In my previous article I discussed the need for mobile integration in the candidate application process, but the use of such devices doesn’t end there. Indeed, given the nature of the millennial workforce, I would argue that it is imperative mobile is part of the entire candidate experience.

If we look more closely at the next stage – assessment – for example, there’s a real opportunity for an improvement in mobile incorporation for the benefits of not only the candidates themselves, but also the hirers, resourcing managers and HR teams. More importantly, though, there is a real business case for better use of these devices.

In a recent report published by Alexander Mann Solutions and psychometric assessment firm, SOVA Assessment, we found that 89% of applicants consider their mobile as a key tool throughout the entire recruitment process. This means that a huge number of individuals could be lost at the assessment stage due to a lack of integration with these devices.

It’s perhaps fair to say that there are very few organisations currently successfully implementing mobile assessment opportunities for many reasons. Arguably the biggest factor is the current format of the tests themselves. With often lengthy questions and multiple choice answers, many existing assessments are simply not compatible with mobile devices, but that doesn’t mean they can’t be. By slimming down questions to make them readable on smaller screens, HR professionals will not only be evolving the process to match the modern world, but will also be improving engagement with the millennial generation who naturally seek the quickest route available to an outcome. Indeed, we just need to look at their consumer habits to see that this demographic want results quickly. A recent report by Coldwell Banker Commercial Affiliates, for example, reported that 64% of millennials were more likely to make a purchase from a retailer that offered same-day delivery.

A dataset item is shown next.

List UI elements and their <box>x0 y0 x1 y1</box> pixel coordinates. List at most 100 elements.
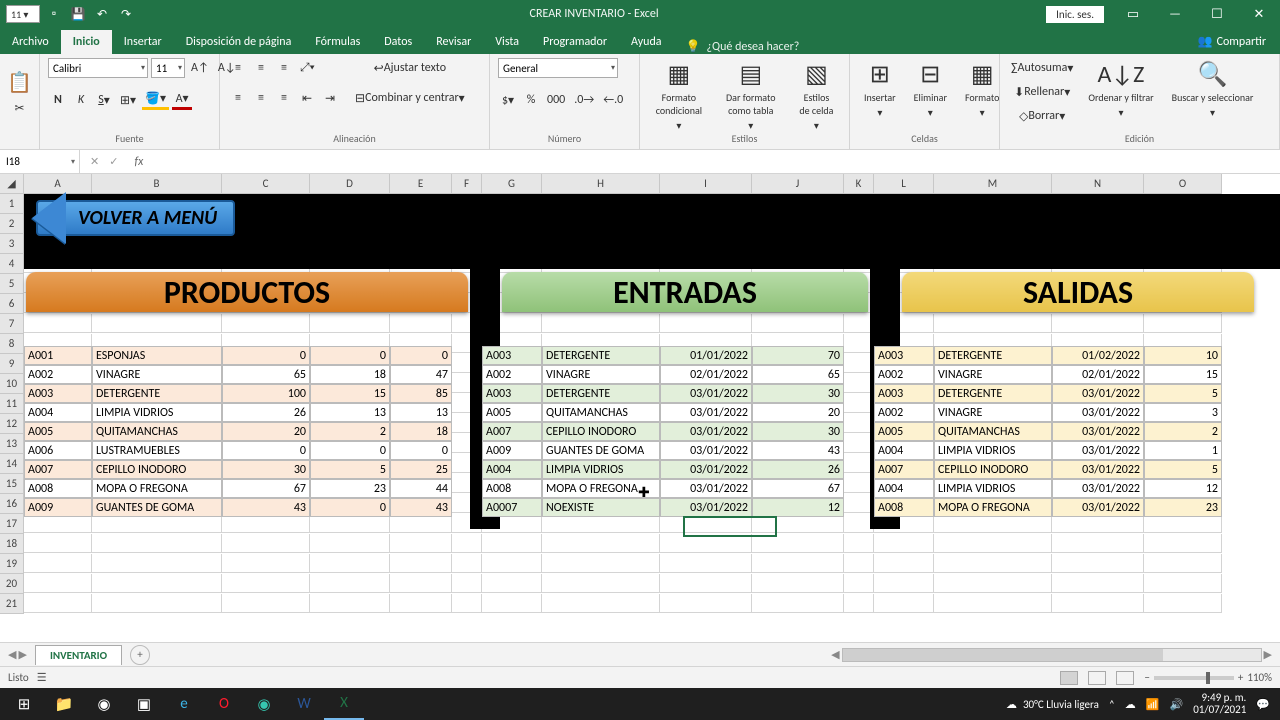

This mobile evolution should also extend to the interview process as well. In the first instance, interview booking procedures can be simplified by enabling the candidate to take more control. If we consider that we can book a hotel room from our mobile phones, why can’t the same principle be incorporated into interview scheduling? Yes this might be a daunting task and potentially tricky to set up to start with, but the benefits in the long term will be huge. Not only will a business be able to remove some of the administrative headaches of this process, but they will also be able to speed up interview bookings while appealing to the mobile nature of today’s workforce.

On similar lines, integrating such devices to carry out interviews themselves is key. Given that laptops are becoming less popular – with cross-platform measurement company comScore claiming that desktops are losing out to mobile devices which now account for 65% of digital media activity alone  – inviting individuals to carry out desktop video interviews will increasingly become irrelevant.

So in what shape can these mobile-first interviews take form?

The first is an on demand interview that is, in essence, akin to ‘face-time’ on iPhones. These can be booked online and are able to include several panellists, enabling those organisations with hiring decision makers located across multiple locations to ensure all parties have the opportunity to interview without the subsequent travel needs.

The second is a pre-recorded option where applications are asked to record a short interview and then respond to a variety of tailored questions. The benefit of this approach is that individuals can respond at their leisure and in an environment they feel relaxed in, potentially improving their performance. For interviewers, the ability to review these responses whenever their schedule allows will also prove a valuable time saver.

While there are some who are understandably cautious about the idea of removing the physical face-to-face meetings, I would argue that incorporating mobile simply defers when these take place and reduces how many meetings are required. Again, this not only diminishes the time and cost impact for hiring managers, but it also improves the candidate experience and limits time wastage from the applicant’s perspective.

If we consider that this time last year Ofcom revealed that smartphones had overtaken laptops as the most popular device for accessing the internet in the UK, the need for mobile integration in the entire candidate cycle is clear. Yes, it will be a daunting thought for many HR professionals, but the benefits are clearly numerous for hiring teams and the overall company employer brand. Those organisations that get ahead of the curve now will certainly leap ahead of the competition in the talent acquisition arena.